Building Grammars (and Parsers) on the Fly

August 9, 2009 by johanneslink

I’ve always felt that code generation is mostly a means to optimize performance of stuff (e.g. DSL execution) that could as well be done during runtime. I might be – and probably are – wrong about that, but, c’mon, you don’t want to argue about feelings, do you. Keep this prejudice of mine in mind when asking yourself why I am doing this and writing about it in the first place.

Recently, on my ongoing quest for the wholly grail of acceptance testing, I examined and reconsidered the available AT frameworks such as FitNesse, Concordion, Cucumber and some of their siblings. At some point or other all of them have to solve the task of parsing text snippets from the application domain in order to extract some information which will then be used to execute the real code, aka the system under test. Consider for example the following step definition from Cucumber’s introductory tutorial:

Given /I have entered (.*) into the calculator/ do |n|
     calculator = new Calculator()
     calculator.push(n.to_i)
end

What this code does is  straightforward: It checks if the line in the test scenarios, ehm sorry, in the behaviour specification matches “I have entered…”, extracts the value of the number and tries to feed a calculator object with it. This allows for nearly natural language specifications of requirements, if – and only if – you stick exactly to the given pattern. Slight variations, like using “put in” instead of “entered into” will either break the spec execution or require you to write more and more complex (and unreadable) regular expressions. What if – so my line of thoughts – if we could use parsing technology to make text snippet interpretation in testing tools more robust and thus more liable to be used by people from the application domain?

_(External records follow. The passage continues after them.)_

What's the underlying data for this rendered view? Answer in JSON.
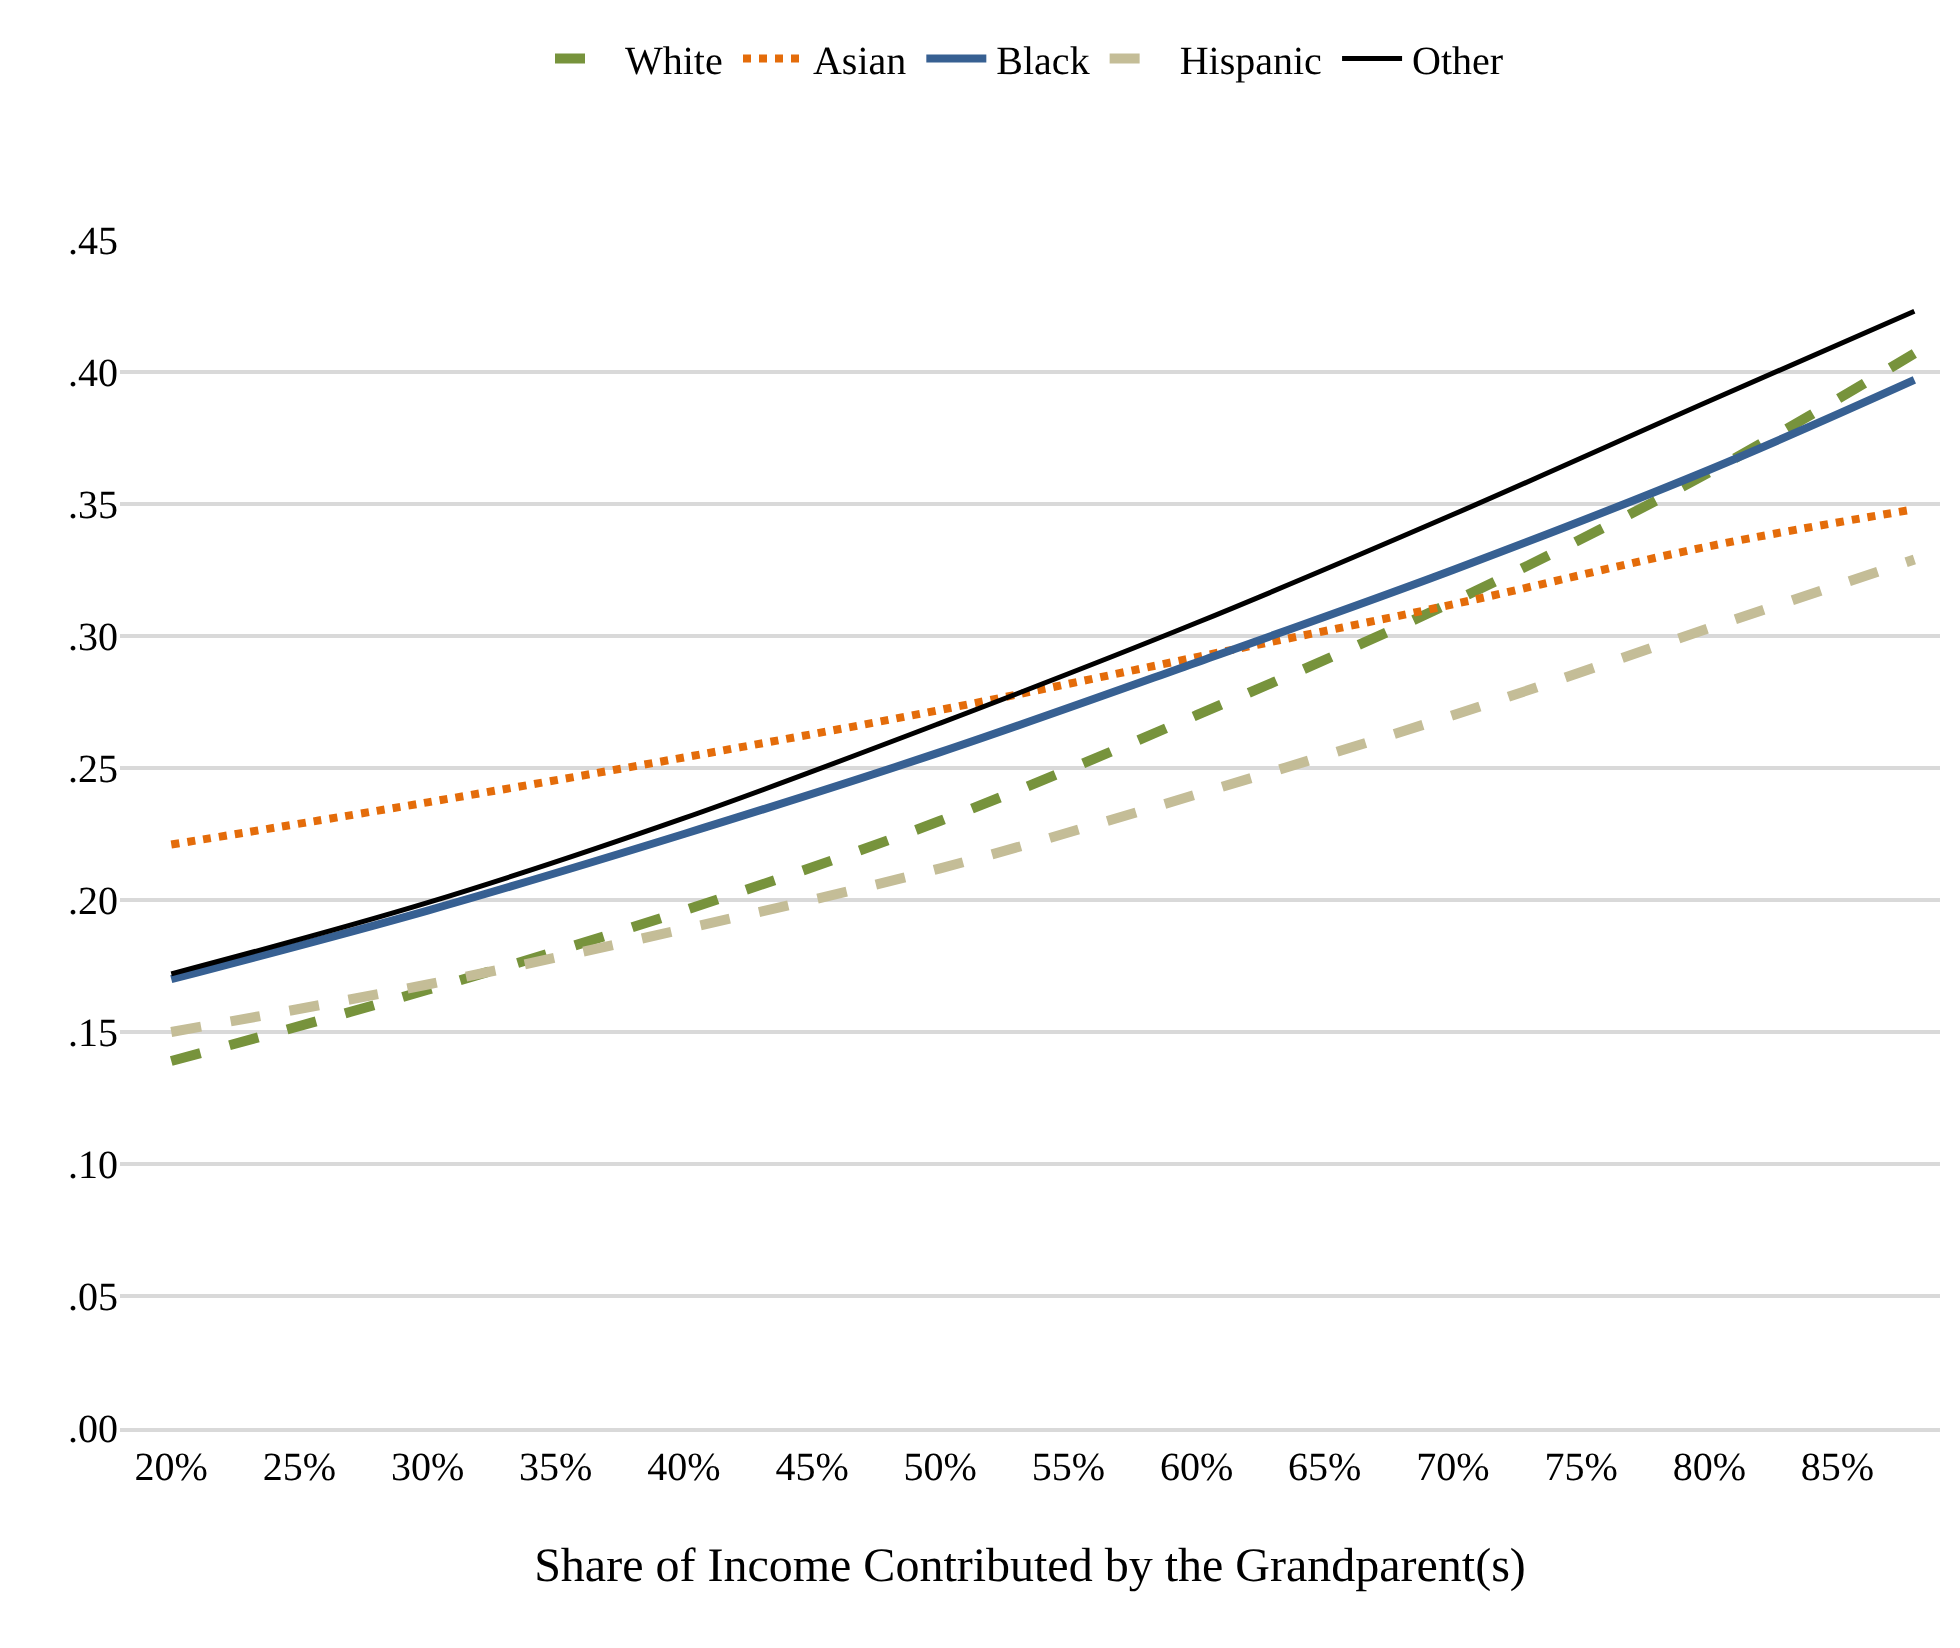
{
  "chart_data": {
    "type": "line",
    "xlabel": "Share of Income Contributed by the Grandparent(s)",
    "x": [
      20,
      30,
      40,
      50,
      60,
      70,
      80,
      88
    ],
    "series": [
      {
        "name": "White",
        "color": "#77933c",
        "line_style": "dashed",
        "values": [
          0.139,
          0.166,
          0.196,
          0.23,
          0.27,
          0.313,
          0.362,
          0.407
        ]
      },
      {
        "name": "Asian",
        "color": "#e46c0a",
        "line_style": "dotted",
        "values": [
          0.221,
          0.237,
          0.254,
          0.272,
          0.292,
          0.312,
          0.334,
          0.348
        ]
      },
      {
        "name": "Black",
        "color": "#376092",
        "line_style": "solid",
        "values": [
          0.17,
          0.196,
          0.225,
          0.256,
          0.29,
          0.325,
          0.363,
          0.397
        ]
      },
      {
        "name": "Hispanic",
        "color": "#c4bd97",
        "line_style": "dashed",
        "values": [
          0.15,
          0.168,
          0.189,
          0.212,
          0.24,
          0.27,
          0.303,
          0.329
        ]
      },
      {
        "name": "Other",
        "color": "#000000",
        "line_style": "solid",
        "values": [
          0.172,
          0.199,
          0.231,
          0.267,
          0.305,
          0.346,
          0.389,
          0.423
        ]
      }
    ],
    "xlim": [
      18,
      89
    ],
    "xticks": [
      {
        "value": 20,
        "label": "20%"
      },
      {
        "value": 25,
        "label": "25%"
      },
      {
        "value": 30,
        "label": "30%"
      },
      {
        "value": 35,
        "label": "35%"
      },
      {
        "value": 40,
        "label": "40%"
      },
      {
        "value": 45,
        "label": "45%"
      },
      {
        "value": 50,
        "label": "50%"
      },
      {
        "value": 55,
        "label": "55%"
      },
      {
        "value": 60,
        "label": "60%"
      },
      {
        "value": 65,
        "label": "65%"
      },
      {
        "value": 70,
        "label": "70%"
      },
      {
        "value": 75,
        "label": "75%"
      },
      {
        "value": 80,
        "label": "80%"
      },
      {
        "value": 85,
        "label": "85%"
      }
    ],
    "ylim": [
      0,
      0.45
    ],
    "yticks": [
      {
        "value": 0,
        "label": ".00"
      },
      {
        "value": 0.05,
        "label": ".05"
      },
      {
        "value": 0.1,
        "label": ".10"
      },
      {
        "value": 0.15,
        "label": ".15"
      },
      {
        "value": 0.2,
        "label": ".20"
      },
      {
        "value": 0.25,
        "label": ".25"
      },
      {
        "value": 0.3,
        "label": ".30"
      },
      {
        "value": 0.35,
        "label": ".35"
      },
      {
        "value": 0.4,
        "label": ".40"
      },
      {
        "value": 0.45,
        "label": ".45"
      }
    ],
    "grid": "y",
    "legend": "top",
    "marker": "none"
  }
}
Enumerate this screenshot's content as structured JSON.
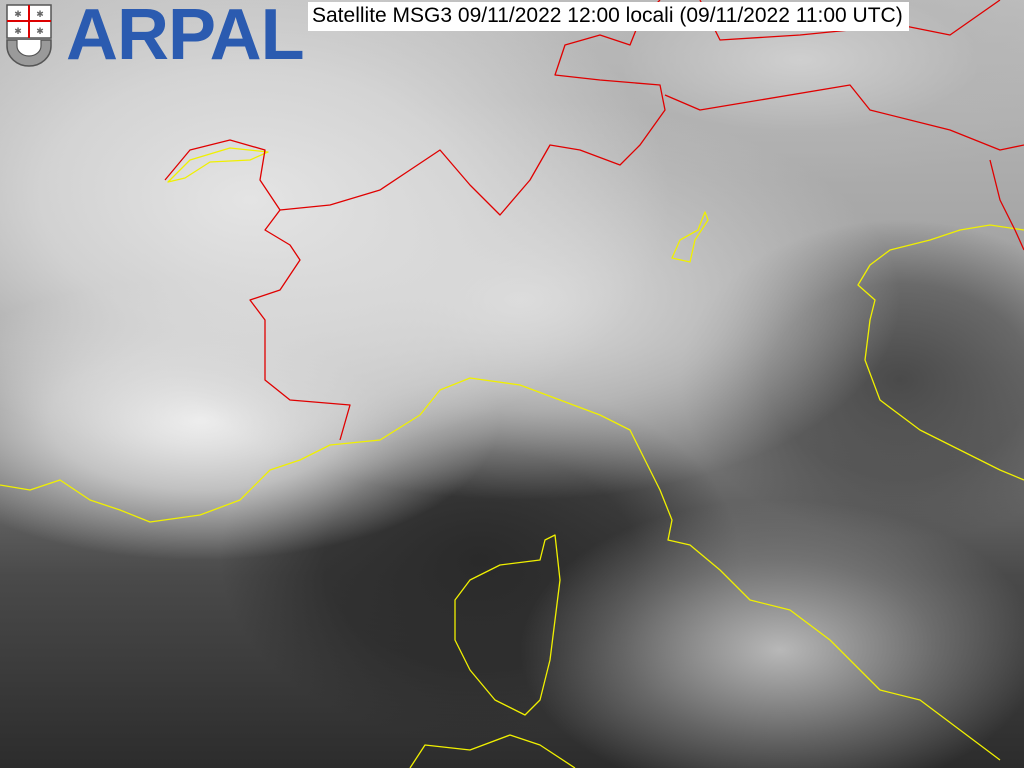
{
  "title": "Satellite MSG3 09/11/2022 12:00 locali (09/11/2022 11:00 UTC)",
  "logo": {
    "text": "ARPAL",
    "icon": "liguria-shield-icon"
  },
  "colors": {
    "logo": "#2b5bb0",
    "borders": "#e00000",
    "coastlines": "#f0f000"
  }
}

No sooner said than done. Being mostly located in the JVM world of Java & Groovy, I figured that ANTLR would be a safe bet to use. Since buying (and sometimes reading) books has been one of my favourite coping strategies for a couple of years, I ordered “The definitive ANTLR Reference”, installed the Eclipse Antlr plugin and dived in. Well, to tell you the truth, it was a short – and cold – swim since I couldn’t find any really simple examples, had to use special editors, go through a code generation step, look for where the generated classed had been placed and so on and so on.

This meant it was time for thinking yet again: If I really wanted parsing technology to be an intergrated part of a testing framework this technology would have to be lighter, meaning at least: no code generation required, no extra tooling required except what the language requires anyway. As a consequence, the ANTLR Reference has joined the fate (the shelf that is) of a dozen other unread books, but I rememered a book I read in 2001: “Building Parsers with Java” by Steven John Metsker. Therein John introduces a framework to build left recursive parsers by programming only. This was exactly what I needed, despite the fact that the library is in  fin de siecle Java style, i.e. JDK 1.1 without the new collections and without generics and with enumerators instead of iterators… You get the picture. That’s why I tried to find out if Steve had maintained and modernized his library only to learn the sad truth that he had passed way in 2008. The book is still available and his website is still up; you can download the original version of his library and the examples there.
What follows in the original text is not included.